On the Bab Covent Garden, London


You may think I am exaggerating if I said I heart gochujang sauce, the Korean hot pepper sauce. I love spicy food, especially the sweet, sour and spicy type which sort of translate to Korean cuisine. Occasionally I do whip up some not-so-authentic Korean food at home, courtesy to maangchi's recipes online.

I first heard of On The Bab probably on instagram first, their first branch is near Old Street station which is somewhere that I do not go often. I still haven't been yet, So when I heard they were opening a new branch at Covent Garden I knew I had to go. Luckily I was able to skip the long queue on their soft launch day. I went on a Sunday after a brunch session of Moët & Chandon champagne tasting. Already had 5 glasses of champagne beforehand, I was ready for more alcohols and sadly that did not happened.

Korean Muffin with Quail Egg and Bacon

Bulgogi Beef Noodle Salad

Yangyum Fried Chicken in Sweet Spicy Sauce

OTB serves Korean street food along with few classics dishes. We started of with a nibble of Korean take on a muffin, with quail egg and bacon. It is not what I had in my mind, the muffin. It is a Korean version (obang-ttok) of the Japanese's imagawayaki, similar to a waffle but with a filling inside. Crispy outside and a soft centre with the yolk oozing out, very moreish with the sweet tangy sauce.

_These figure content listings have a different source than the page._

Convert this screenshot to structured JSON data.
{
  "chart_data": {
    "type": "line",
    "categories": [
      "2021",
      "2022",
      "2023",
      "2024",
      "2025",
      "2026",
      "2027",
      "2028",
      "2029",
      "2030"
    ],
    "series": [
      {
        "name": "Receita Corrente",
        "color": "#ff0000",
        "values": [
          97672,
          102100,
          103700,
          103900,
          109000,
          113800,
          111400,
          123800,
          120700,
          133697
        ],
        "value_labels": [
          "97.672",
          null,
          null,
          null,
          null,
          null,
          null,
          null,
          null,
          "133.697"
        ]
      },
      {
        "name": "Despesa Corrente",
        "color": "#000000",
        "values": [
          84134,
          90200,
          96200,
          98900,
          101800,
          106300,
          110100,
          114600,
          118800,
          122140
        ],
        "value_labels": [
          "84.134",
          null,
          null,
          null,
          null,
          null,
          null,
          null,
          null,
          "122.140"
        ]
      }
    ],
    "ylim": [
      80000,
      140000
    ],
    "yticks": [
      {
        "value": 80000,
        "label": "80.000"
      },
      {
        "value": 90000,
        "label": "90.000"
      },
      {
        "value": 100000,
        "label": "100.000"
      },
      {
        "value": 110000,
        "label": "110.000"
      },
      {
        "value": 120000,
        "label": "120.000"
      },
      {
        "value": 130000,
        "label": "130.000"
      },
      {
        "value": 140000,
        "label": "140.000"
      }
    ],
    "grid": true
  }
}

My wish is only if there was more of it, as this is the first time I had imagawayaki in UK. It's a common street food that can be easily found in Japan and Taiwan, possibly very popular in Korea too (not been there)?

The bulgogi beef noodle salad reminds me of naengmyeon, a Korean cold noodles dish served chilled. This is probably OTB take on the classic mul-naengmyeon. The broth is light with a slight tang to it which made the whole dish refreshing with tender pieces of beef and the noodles has a bouncy texture. The photo may make it seems like a large dish, it was quite a small dish in fact. No explaination is needed for the Yangyum fried chicken, aka Korean fried chicken. It comes in various flavour and I had the sweet spicy sauce. It's not the best fried chicken, it was still lips licking the crispy thin batter coated chicken covered in gochujang red pepper sauce topped with some crushed peanuts. It wasn't spicy enough for me, actually I didn't think it was spicy at all.

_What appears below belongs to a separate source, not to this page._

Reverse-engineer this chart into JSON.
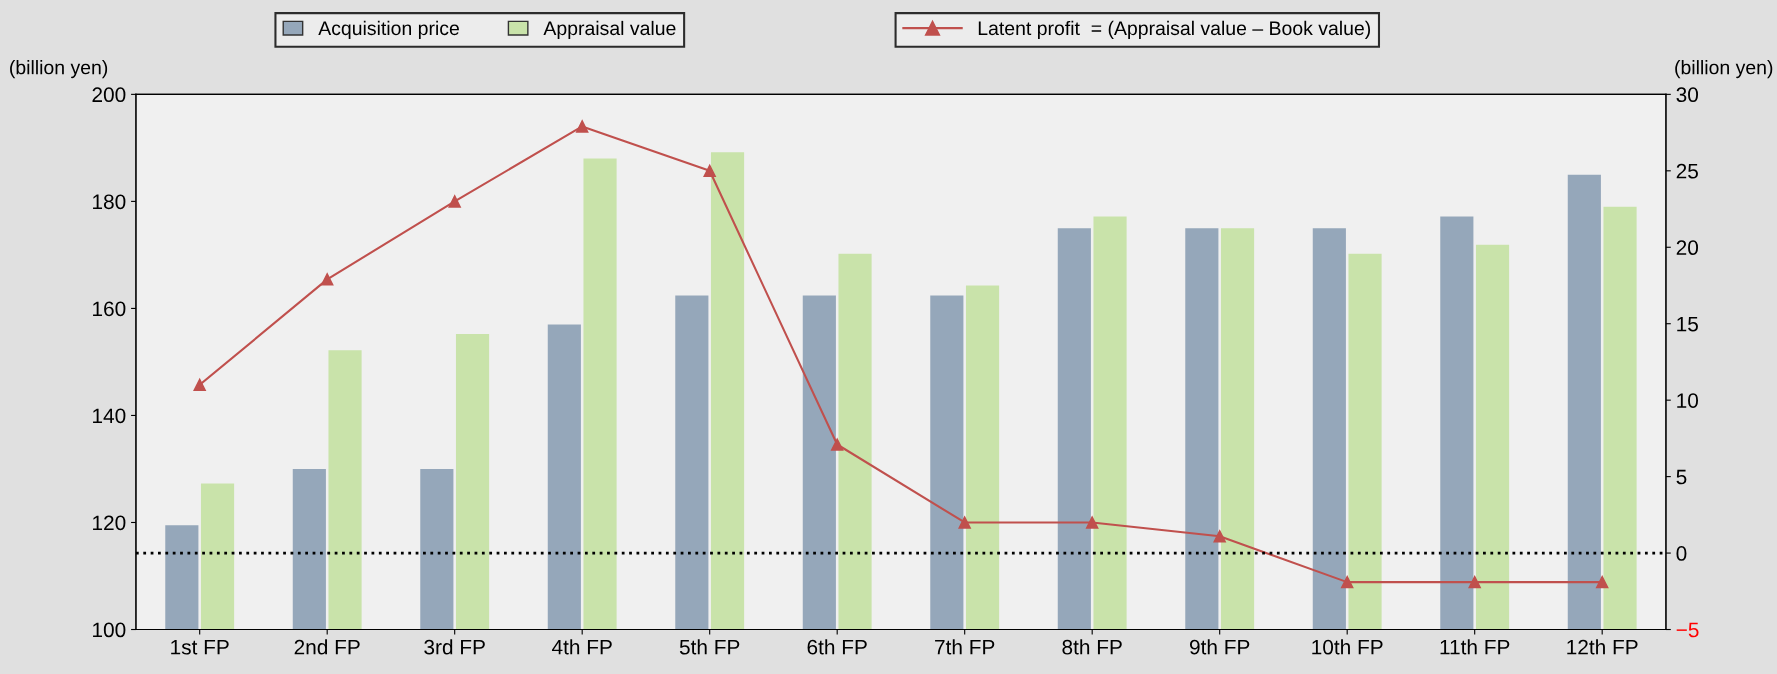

Mari which is essentially Chungmu gimbab is something that I find it very hard to resist. Back in the university days, there was a Korean supermarket nearby and I would go there to buy gimbab all the times and I could demolish the pack literally with in minutes. On this occasion, the gimbab was a side order. What arrived was Chungmu gimbab (mari), a gimbab made only with rice as the filler ingredient rolled in sheets of dried laver seaweed. The difference between gimbab and sushi is how the rice is seasoned, the former seasoned with sesame oil and salt and the latter seasoned with vinegar. It was some tasty morsels. On the other hand, I found the kimichi to be very average and lacking the spiciness. 

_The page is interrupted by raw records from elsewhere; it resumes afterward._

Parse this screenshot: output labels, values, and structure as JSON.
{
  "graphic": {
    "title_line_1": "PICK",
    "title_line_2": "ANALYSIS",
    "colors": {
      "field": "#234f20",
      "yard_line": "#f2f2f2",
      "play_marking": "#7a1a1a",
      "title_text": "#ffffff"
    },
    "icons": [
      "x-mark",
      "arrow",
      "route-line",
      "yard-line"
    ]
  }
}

Bibimbab - with bulgogi beef

On The Buns - with spicy pork

The classic bibimbab is served in a metal bowl rather than a hot stone pot, if so it would have described as dolsot bibimbab. There was a lot of vegetables in it and it was ridiculously filling. Again it was rather an average dish. On the buns is OTB take on the popular hirata buns (the hottest hirata buns shop has to be BAO in soho at the moment, from all the rave reviews). Soft bun overloaded with a spicy pork filling and a heap of salad. It is not on my level on spiciness but the filling was tasty. The only let down was the bun was cold when it was served or it could have been everything was sort of served at the same time as I left it last to eat.

I wanted to order the beer tower, but I also knew I may have to be carried home on the fact that I already had champagne beforehand. I ordered a hot oolong tea to go with the meal and my only major criticism is why served a hot tea in a metal mug? How do one supposed to drink it when the mug is hot too? Halfway through the meal, it was still undrinkable. I know Korean like using metal utensils, but for a hot drink do not use a metal mug!

OTB is a quirky Korean street food restaurant with a warehouse sort of interior and serene ambience. Service is friendly with rooms for improvement, perhaps more attentive. I like the casual informal dining of OTB, with a great price and good food. What is not to like about it?